Полюбил я тебя с того самого первого момента, с первого любопытного полувзгляда, когда стеснялся смотреть на твою точеную фигурку и слегка вздернутый носик. Тогда, в момент  знакомства, я всего лишь один раз втянул в свои легкие изысканный столичный аромат незнакомого мне образа и недоступного девичьего тела. Я ощутил близость неведомой мне до того самого дня культуры московской полубогемы второй половины 80-х, с её чуть жеманными и напышенными манерами. Эта же самая культура ни в коей мере не позволяла тебе переходить границы дозволенного в общении с нами, приезжими, и ни капли не показывала своего превосходства в чем-либо, свою столичную надменность коренной жительницы сердца России "в четвёртом поколении". Ты была настоящей дочкой своей культурной мамочки, обладательницы небольших апартаментов в панельной пятиэтажке "внутри Садового Кольца" и всеми лучшими качествами души пыталась показать нам, "лимите", свою приближенность к узкому кругу старой творческой интеллигенции людей от искусства. Представители этой самой интеллигенции зачастую преподносили твоей маме презенты в виде шикарных букетов роз или флакончиков дорогих французских духов, привезенных из заграничных гастролей. А иногда это были контромарки на закрытый показ какого-нибудь нового итальянского фильма в знаменитом на всю Москву "Доме кино", что располагался неподалеку, на Васильевской, 13. Но ты никогда не перебарщивала с надменным показом себя, а наоборот, культурно как бы преподнося так, что и нам перестройка дозволила влиться в эту самую столичную тусовку. Ещё тогда я понял, как мне, с моей культурой и воспитанностью поволжской провинции далеко до тебя, далеко до твоих одновременно порочных и целомудренных плавных движений изысканной "светской львицы", зарождающейся в сногсшибательной семнадцатилетней первокурснице московского ВУЗа. Я прекрасно понимал, что пропасть, которая разделяет наши с тобой плоды воспитания, так широка, как путь от Земли до луны или как дорога от столицы до нашей провинции. Я смотрел на тебя украдкой и с восхищением, но прекрасно осознавал, что между нами никогда и ничего не может быть, никогда и ничего, потому что между нами всегда будет стоять моя Оля...

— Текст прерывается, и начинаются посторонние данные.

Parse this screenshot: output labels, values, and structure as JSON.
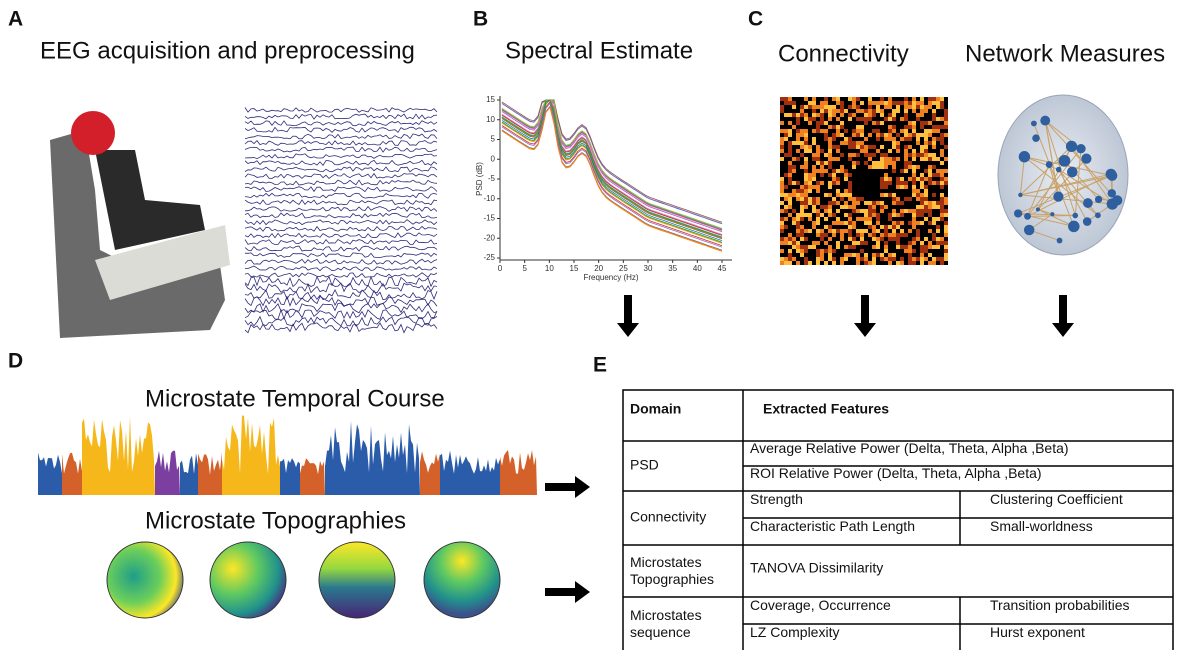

Когда заканчивался мой короткий отпуск и я отправлялся обратно в навигацию, то мечтал, что бы ты пришла провожать меня на Павелецкий вокзал вместе с Олей. Что бы ты просто стояла рядом и своим большими выразительными красивыми и грустными глазами смотрела на меня, на наше трогательное прощание и мечтала обо мне, завидуя нашему счастью. У тебя просто ещё никогда не было своего парня. Я же, в свою очередь, оборачиваясь с подножки вагона, наблюдал за твоей реакцией на мой отъезд. Потом, устраиваясь на своем месте в вагоне, я долго и тихо улыбался сам себе, понимая, что мне не на что претендовать, незачем рисовать какие-то красивые и несбыточные картины по отношению к тебе. Но это затмевалось желанием, все-таки, снова увидеть тебя и я продолжал фантазировать на данную тему. Я хотел видеть тебя всегда рядом с ней, с моей Олей...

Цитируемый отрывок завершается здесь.